Traffic ‘chokepoint’ factor shapes bridge market future around expansion jobs

Sources: Portland Cement Association, Skokie, Ill.; CP staff

Higher volumes of vehicles on the road over the next 25 years stand to spur a 5 percent gain in cement shipments for bridges above present consumption levels. A new PCA Market Intelligence report estimates the U.S. will need as many as 140,000 new or substantially reconfigured bridges by 2040, nearly 60 percent or 81,200 of which will be concrete.

“With more people on the roads, existing bridges will increasingly become chokepoints.

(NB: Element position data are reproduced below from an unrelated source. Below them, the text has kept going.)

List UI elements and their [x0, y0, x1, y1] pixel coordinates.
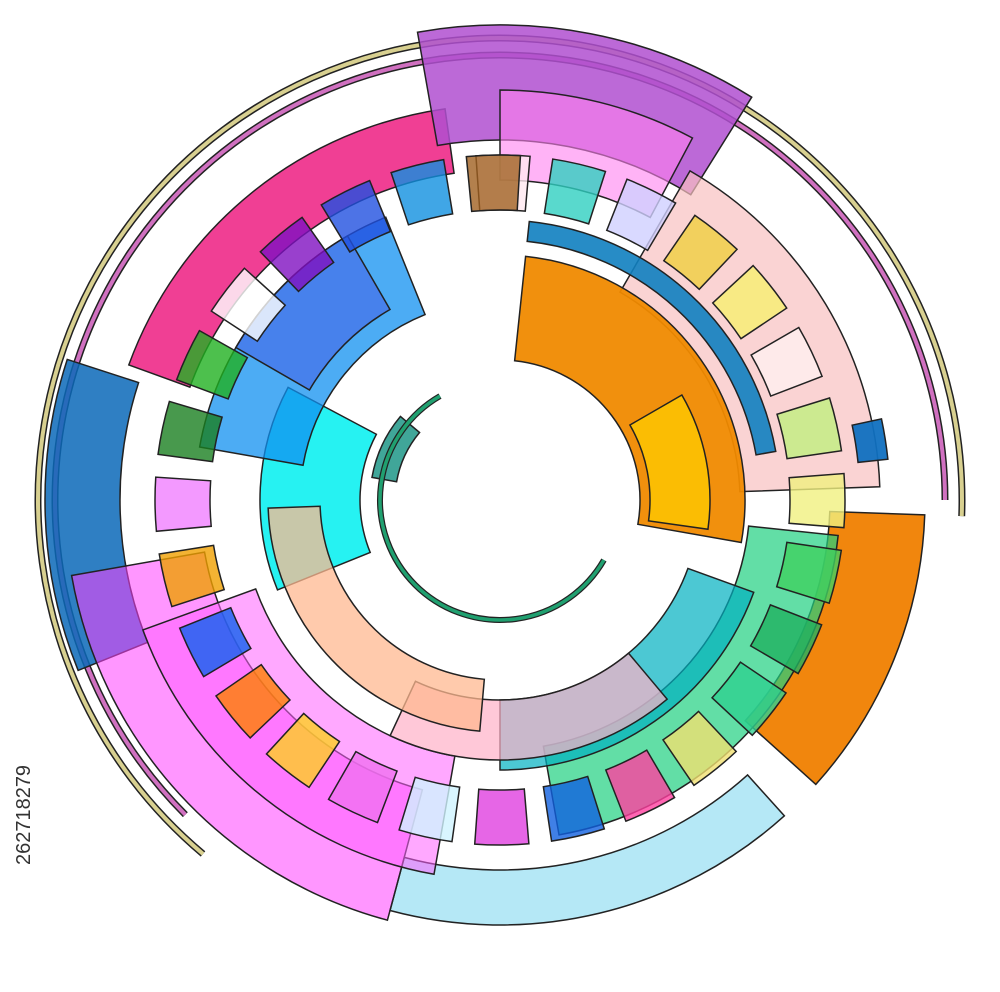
- segment: [265, 712, 341, 789]
- segment: [178, 606, 252, 678]
- segment: [210, 267, 287, 343]
- segment: [175, 329, 249, 400]
- segment: [851, 418, 889, 464]
- segment: [465, 154, 522, 213]
- segment: [259, 216, 335, 293]
- segment: [36, 36, 964, 856]
- segment: [711, 264, 788, 340]
- segment: [158, 544, 226, 608]
- segment: [788, 472, 846, 529]
- segment: [628, 393, 711, 531]
- segment: [398, 776, 461, 843]
- segment: [320, 179, 392, 253]
- segment: [776, 397, 843, 460]
- segment: [750, 326, 824, 398]
- segment: [749, 603, 823, 675]
- segment: [371, 415, 421, 483]
- segment: [661, 710, 738, 787]
- segment: [526, 220, 777, 456]
- segment: [378, 394, 606, 622]
- segment: [543, 158, 607, 225]
- circular-segments: [34, 24, 966, 926]
- segment: [390, 158, 454, 226]
- segment: [157, 400, 224, 463]
- segment: [605, 178, 677, 252]
- segment: [542, 775, 606, 842]
- segment: [327, 750, 398, 824]
- segment: [775, 541, 843, 605]
- segment: [214, 663, 292, 739]
- segment: [604, 749, 676, 823]
- segment: [267, 505, 486, 732]
- stock-id: 262718279: [13, 765, 35, 865]
- segment: [711, 661, 788, 737]
- segment: [389, 652, 669, 761]
- segment: [473, 788, 530, 846]
- segment: [499, 89, 694, 219]
- segment: [154, 476, 213, 533]
- segment: [662, 214, 739, 291]
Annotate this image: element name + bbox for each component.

As a result, more cement will be needed either to build new bridges or add lanes to existing ones,” says PCA Chief Economist and Senior Vice President Ed Sullivan, author of “Bridge Market Assessment.” The overwhelming percentage of bridge cement consumption today is attributed to expansion (81 percent) versus replacement (14 percent) or rehabilitation (5 percent) work, he adds.

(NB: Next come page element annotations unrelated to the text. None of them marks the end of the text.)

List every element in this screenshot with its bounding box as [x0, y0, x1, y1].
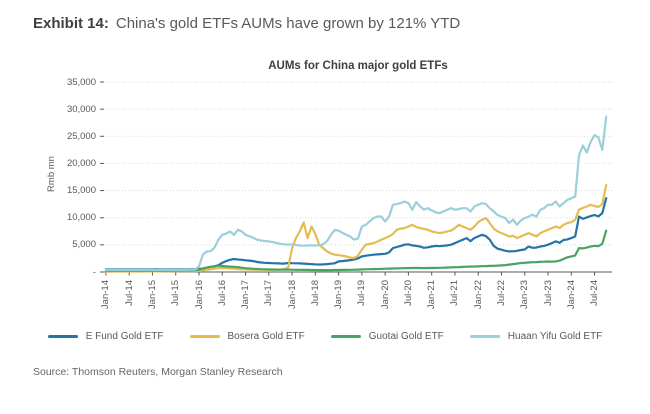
- legend-swatch: [330, 334, 361, 339]
- y-axis-label: 25,000: [66, 130, 96, 142]
- x-axis-label: Jul-18: [309, 280, 321, 306]
- legend-label: Guotai Gold ETF: [368, 331, 444, 342]
- x-axis-label: Jul-23: [542, 280, 554, 306]
- series-line-huaan-yifu-gold-etf: [104, 115, 608, 271]
- x-axis-label: Jan-15: [146, 280, 158, 310]
- exhibit-title: Exhibit 14: China's gold ETFs AUMs have g…: [33, 14, 633, 33]
- legend-swatch: [47, 334, 78, 339]
- y-axis-label: 15,000: [66, 185, 96, 197]
- x-axis-label: Jan-20: [379, 280, 391, 310]
- y-axis-label: 5,000: [72, 239, 96, 251]
- legend-swatch: [189, 334, 220, 339]
- y-axis-label: 35,000: [66, 76, 96, 88]
- x-axis-label: Jul-22: [495, 280, 507, 306]
- y-axis-label: -: [92, 266, 96, 278]
- x-axis-label: Jan-17: [240, 280, 252, 310]
- source-note: Source: Thomson Reuters, Morgan Stanley …: [33, 366, 283, 378]
- series-line-guotai-gold-etf: [104, 229, 608, 272]
- x-axis-label: Jan-14: [100, 280, 112, 310]
- x-axis-label: Jan-21: [426, 280, 438, 310]
- chart-title: AUMs for China major gold ETFs: [268, 60, 448, 72]
- x-axis-label: Jan-22: [472, 280, 484, 310]
- x-axis-label: Jan-18: [286, 280, 298, 310]
- legend-label: Bosera Gold ETF: [227, 331, 305, 342]
- x-axis-label: Jul-15: [170, 280, 182, 306]
- x-axis-label: Jul-21: [449, 280, 461, 306]
- legend-item: Bosera Gold ETF: [189, 331, 305, 342]
- legend-label: E Fund Gold ETF: [85, 331, 164, 342]
- x-axis-label: Jan-16: [193, 280, 205, 310]
- legend-item: Guotai Gold ETF: [330, 331, 444, 342]
- plot-area: [100, 81, 612, 276]
- x-axis-label: Jan-19: [333, 280, 345, 310]
- exhibit-title-text: China's gold ETFs AUMs have grown by 121…: [115, 15, 461, 32]
- x-axis-label: Jan-24: [565, 280, 577, 310]
- x-axis-label: Jul-19: [356, 280, 368, 306]
- y-axis-label: 20,000: [66, 157, 96, 169]
- y-axis-label: 30,000: [66, 103, 96, 115]
- x-axis-label: Jul-14: [123, 280, 135, 306]
- x-axis-label: Jul-20: [402, 280, 414, 306]
- legend: E Fund Gold ETF Bosera Gold ETF Guotai Gol…: [0, 331, 650, 342]
- x-axis-label: Jul-16: [216, 280, 228, 306]
- legend-label: Huaan Yifu Gold ETF: [507, 331, 603, 342]
- legend-swatch: [469, 334, 500, 339]
- x-axis-label: Jan-23: [519, 280, 531, 310]
- x-axis-label: Jul-24: [589, 280, 601, 306]
- y-axis-label: 10,000: [66, 212, 96, 224]
- line-chart: [100, 81, 612, 276]
- legend-item: Huaan Yifu Gold ETF: [469, 331, 603, 342]
- x-axis-label: Jul-17: [263, 280, 275, 306]
- legend-item: E Fund Gold ETF: [47, 331, 164, 342]
- exhibit-number-label: Exhibit 14:: [33, 15, 109, 32]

Through 2040, “Bridge Market Assessment” finds: Expansion projects reaching 92 percent of bridge cement consumption; baseline U.S. population growing by 59 million, a 17.4 percent increase from 2016; licensed-driver ranks growing by nearly 40 million; the number of vehicles on the road rising by nearly 53 million; total annual vehicle miles traveled on U.S. roads and highways increasing 600 billion miles; and, projected number of bridge crossings climbing from 733 billion in 2015 to nearly 867 billion. To meet traffic capacity demands, PCA expects annual bridge sector cement consumption averaging 6.2 million metric tons during the 2017-2040 window—against a 5.9 million metric ton annual average since 2010.